Pourquoi l’Espagne gagne-t-elle tout ? Le sport comme arme géopolitique
A la manière de la devise comtienne « Ordem e progresso » sur le drapeau brésilien, la devise olympique « Citius, Altius, Fortius » pourrait figurer sur le drapeau espagnol tant la domination sportive des émules de Juan Carlos est pesante depuis bientôt 6 ans. La finale de l’Euro de football l’a une nouvelle fois démontré hier soir : l’Espagne brille sur le football et les athlètes castillans écrasent leur adversaire par la fluidité de leur jeu, leur vivacité, la précision de leurs transmissions de balles. Tous les sports médiatiques ont été conquis par la même hispanomania : le tennis derrière un Nadal fragile (comme en atteste sa récente défaite à Wimbledon au deuxième tour) mais un Nadal titanesque lorsqu’il est au meilleur de sa forme ; l’équipe de basket, de handball, la F1 d’Alonso, le cyclisme de quelques champions d’abord redoutés puis douteux comme Contador, …
De ce majestueux tableau doré de médaille sourd une interrogation inquiétante : d’où vient cette réussite ? Les plus cyniques argueront que certains bols de jus d’orange contiennent plus de vitamines que d’autres. D’aucuns verront dans ce triomphe du sport la réussite d’une politique volontariste. Ils auront raison car depuis 1978, le sport incarne l’ingrédient principal de la cuisine gouvernementale pour unifier le pays détricoté par 40 ans de dictature franquiste, montant les particularismes locaux pour éviter l’unité des républicains. Depuis, les gouvernements utilisent le sport comme axe de communication. La liste des sports dans lesquels l’Espagne brille est révélatrice : les sports les plus médiatiques, les plus fédérateurs.

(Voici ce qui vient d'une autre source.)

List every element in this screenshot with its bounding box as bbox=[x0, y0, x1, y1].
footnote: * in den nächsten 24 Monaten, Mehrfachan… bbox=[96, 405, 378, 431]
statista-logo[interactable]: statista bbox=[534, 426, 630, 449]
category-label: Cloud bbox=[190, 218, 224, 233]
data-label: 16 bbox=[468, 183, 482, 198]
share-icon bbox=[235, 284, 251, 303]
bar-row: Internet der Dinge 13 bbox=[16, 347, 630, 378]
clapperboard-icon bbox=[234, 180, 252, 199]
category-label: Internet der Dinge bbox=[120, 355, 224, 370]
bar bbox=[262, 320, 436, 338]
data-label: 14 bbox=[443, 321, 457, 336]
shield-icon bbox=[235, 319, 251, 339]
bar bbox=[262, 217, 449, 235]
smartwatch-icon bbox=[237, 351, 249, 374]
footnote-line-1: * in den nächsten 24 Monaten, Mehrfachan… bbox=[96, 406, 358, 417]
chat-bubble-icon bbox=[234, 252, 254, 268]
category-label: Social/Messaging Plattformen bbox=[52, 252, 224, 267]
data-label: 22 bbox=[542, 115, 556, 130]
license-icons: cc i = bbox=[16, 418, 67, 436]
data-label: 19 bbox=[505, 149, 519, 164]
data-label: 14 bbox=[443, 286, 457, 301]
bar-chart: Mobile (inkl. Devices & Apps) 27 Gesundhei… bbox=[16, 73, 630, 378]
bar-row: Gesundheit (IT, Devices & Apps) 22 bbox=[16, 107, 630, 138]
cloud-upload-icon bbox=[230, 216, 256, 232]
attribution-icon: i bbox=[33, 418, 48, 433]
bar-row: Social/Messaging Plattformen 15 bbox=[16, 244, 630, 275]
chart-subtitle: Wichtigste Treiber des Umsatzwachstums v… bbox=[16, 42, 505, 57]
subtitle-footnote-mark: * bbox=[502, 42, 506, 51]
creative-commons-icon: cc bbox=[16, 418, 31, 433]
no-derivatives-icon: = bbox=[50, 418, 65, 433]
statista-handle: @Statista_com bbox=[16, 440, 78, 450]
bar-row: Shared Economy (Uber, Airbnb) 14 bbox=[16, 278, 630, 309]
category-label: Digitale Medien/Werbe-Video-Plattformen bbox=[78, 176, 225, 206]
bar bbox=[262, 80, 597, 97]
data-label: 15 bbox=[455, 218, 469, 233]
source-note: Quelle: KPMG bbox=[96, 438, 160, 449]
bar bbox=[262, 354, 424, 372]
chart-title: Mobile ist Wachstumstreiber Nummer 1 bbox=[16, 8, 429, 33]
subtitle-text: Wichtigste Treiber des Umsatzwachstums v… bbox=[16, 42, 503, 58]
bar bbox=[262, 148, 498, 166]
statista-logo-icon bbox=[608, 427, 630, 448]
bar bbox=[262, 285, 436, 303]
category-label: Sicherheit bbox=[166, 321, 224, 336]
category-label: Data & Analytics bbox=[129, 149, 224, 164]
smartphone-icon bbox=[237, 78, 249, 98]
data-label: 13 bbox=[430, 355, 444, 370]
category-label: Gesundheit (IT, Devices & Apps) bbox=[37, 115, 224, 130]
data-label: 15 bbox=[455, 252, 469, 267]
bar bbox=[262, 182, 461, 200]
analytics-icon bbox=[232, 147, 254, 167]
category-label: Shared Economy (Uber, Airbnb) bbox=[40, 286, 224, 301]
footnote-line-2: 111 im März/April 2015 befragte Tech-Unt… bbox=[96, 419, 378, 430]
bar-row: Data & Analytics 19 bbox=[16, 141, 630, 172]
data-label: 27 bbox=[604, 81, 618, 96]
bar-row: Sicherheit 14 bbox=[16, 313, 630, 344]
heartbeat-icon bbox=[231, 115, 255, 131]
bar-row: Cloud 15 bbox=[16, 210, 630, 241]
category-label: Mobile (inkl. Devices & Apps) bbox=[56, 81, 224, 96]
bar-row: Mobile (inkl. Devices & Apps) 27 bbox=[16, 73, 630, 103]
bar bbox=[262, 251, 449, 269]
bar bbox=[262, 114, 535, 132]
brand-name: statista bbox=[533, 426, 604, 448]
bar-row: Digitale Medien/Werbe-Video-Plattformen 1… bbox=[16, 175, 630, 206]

Les investissements se multiplient et l’Espagne s’impose organisatrice de grandes compétitions sportives : la coupe du monde de football en 1982 à Séville, les JO à Barcelone en 1992. Cet événement olympique a profondément changé l’Histoire du pays espagnol. Les investissements de plusieurs milliards d’euros en centres de formation et infrastructures ont une redoutable efficacité. Plusieurs spécialistes vantent les vertus de ce système déconcentré, avec une INEF dans chaque région contre une seule INSEP en France (jacobinisme quand tu nous tiens). Mais là n’est pas le plus important : le peuple espagnol communie et met de côté ses divisions intrinsèques entre régionalistes catalans, basques, galiciens, andalous, …
L’Espagne utilise le sport également comme tremplin international. Ses difficultés économiques, son modèle en berne, sa fragilité politique ont atteint le peu de prestige mondial qu’il lui restait. Le sport entretient son soft power, sa capacité d’influencer d’autres acteurs sans force ni menace. Le prestige que ses victoires sportives lui procurent affirme sa puissance historique en Amérique Latine. Les sommets ibéro-américains lui offrent une place de choix pour présider à la destinée d’un continent émergent. La langue espagnole se renforce et pose des problèmes de stabilité intérieure aux USA où la minorité hispanique atteint sa majorité et bombe le torse au fil des résultats victorieux de son lointain aïeul. Le sport devient une arme géopolitique et l’Espagne, au faîte de sa gloire sportive, use de ce stratagème pour résoudre ses problèmes intérieurs et extérieurs.